We label people very selectively. At what point does an avid tennis player become a tennis fanatic? When does health-food consciousness devolve into health-food fanaticism? The remarks I overheard reminded me of the classic joke: What’s the definition of a religious fanatic? Answer: Anyone who is more religious than I am.

Undoubtedly, many issues lie under the surface of the comments I overheard. I doubt that the man in the bakery would really have been thrown out by his sister if he brought a nonkosher cake over the threshold of her home. And if she would have thrown him out, she’s got problems that have nothing to do with keeping kosher.

The more likely possibility is that these seemingly less-observant relatives are just plain uncomfortable with their extended families’ religiosity. I have always been astonished at how respectful my non-Jewish friends and acquaintances have always been regarding my Jewish ritual practices. It is only Jews who feel free to disparage the time-honored commandments _ usually which they know little about.

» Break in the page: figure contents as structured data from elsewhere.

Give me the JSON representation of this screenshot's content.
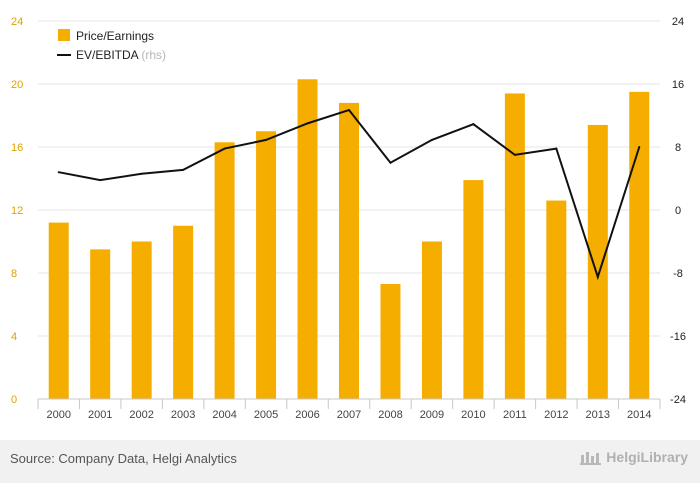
{
  "chart_data": {
    "type": "bar",
    "categories": [
      "2000",
      "2001",
      "2002",
      "2003",
      "2004",
      "2005",
      "2006",
      "2007",
      "2008",
      "2009",
      "2010",
      "2011",
      "2012",
      "2013",
      "2014"
    ],
    "series": [
      {
        "name": "Price/Earnings",
        "type": "bar",
        "axis": "left",
        "color": "#f5ad00",
        "values": [
          11.2,
          9.5,
          10.0,
          11.0,
          16.3,
          17.0,
          20.3,
          18.8,
          7.3,
          10.0,
          13.9,
          19.4,
          12.6,
          17.4,
          19.5
        ]
      },
      {
        "name": "EV/EBITDA",
        "name_note": "(rhs)",
        "type": "line",
        "axis": "right",
        "color": "#111111",
        "values": [
          4.8,
          3.8,
          4.6,
          5.1,
          7.8,
          8.9,
          11.0,
          12.7,
          6.0,
          8.9,
          10.9,
          7.0,
          7.8,
          -8.5,
          8.0
        ]
      }
    ],
    "y_left": {
      "min": 0,
      "max": 24,
      "ticks": [
        "0",
        "4",
        "8",
        "12",
        "16",
        "20",
        "24"
      ]
    },
    "y_right": {
      "min": -24,
      "max": 24,
      "ticks": [
        "-24",
        "-16",
        "-8",
        "0",
        "8",
        "16",
        "24"
      ]
    },
    "grid": true,
    "legend_position": "top-left"
  },
  "footer": {
    "source": "Source: Company Data, Helgi Analytics",
    "brand": "HelgiLibrary"
  }
}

It’s true: Jewish ritual life is filled with attention to details. We are given instructions in nearly every area of our lives that we consider to be either divinely or rabbinically handed down: how much charity we must give (10 percent), how much wine or grape juice we must drink at the Passover seder, how to perform a ritual hand-washing.

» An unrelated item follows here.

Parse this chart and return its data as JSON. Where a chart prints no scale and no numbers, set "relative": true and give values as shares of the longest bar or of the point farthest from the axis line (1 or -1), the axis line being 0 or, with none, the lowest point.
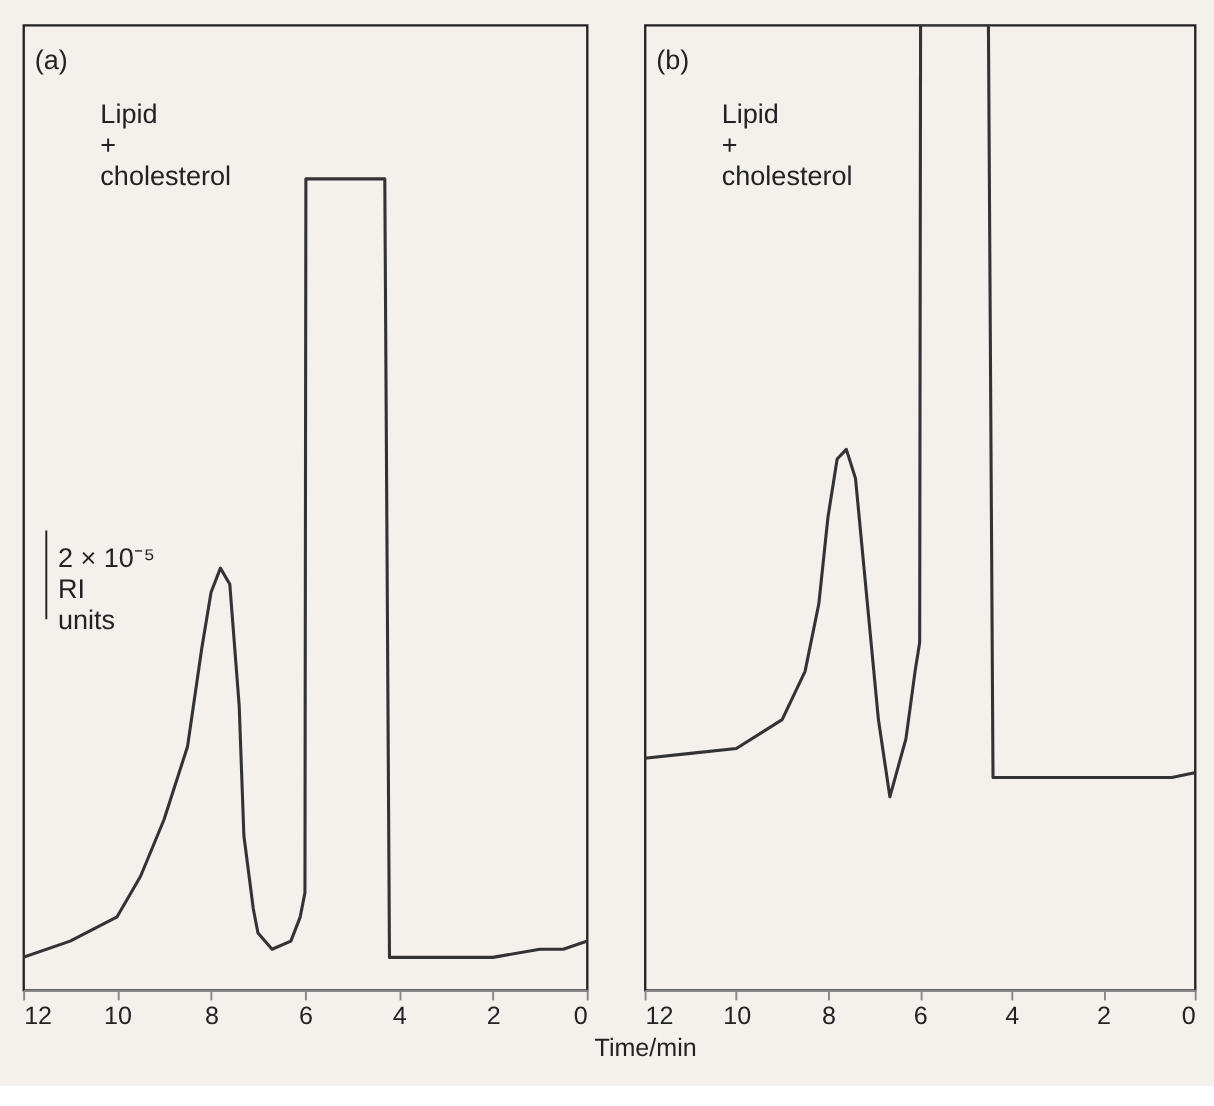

Today, the issue of what constitutes an authentic Jewish conversion in Israel has caused paroxysms of anger on one side, rigid defensiveness on the other. The exactitude that Jews are expected to bring to their ritual lives can, in some cases, lead to a practice where form overtakes substance. Yet that is not the goal.

Usually, attention to detail adds integrity and quality to one’s work. Most people understand that an architect who misses a detail in a blueprint can potentially cause disaster when the house is finally built. Painters who labor for hours or even days to find a color from their palettes that will be exactly right create works that distinguish them as artists, not amateurs. Attention to detail adds integrity and quality to the practice of any art or profession _ including religion.


So yes, keeping kosher (along with other commandments) does involve attention to details, but why does this make Jews who keep kosher “fanatic?” Jewish families that include both ritually observant and less observant members should remember that tolerance _ a prized value in our culture _ needs to go both ways. With kosher food and paper plates so plentiful, it’s a shame for food to lose its potential to serve as an agent of warm family encounters and to cause indigestion instead.

I know dozens of families who have worked hard to achieve rapproachement over religious differences. Respectful and honest dialogue, when the relationships are strong enough to handle them, clears the air and makes both sides feel more secure. Name-calling and nagging, however, only promote divisiveness.

I’ve also seen many cases where a family member’s quiet and modest approach to his own Jewish practice has inspired others in the family to study and take on more Jewish practice, making it their own. And then, the most amazing thing happens: that brother or daughter they used to think was such a “fanatic” suddenly doesn’t seem so fanatic after all.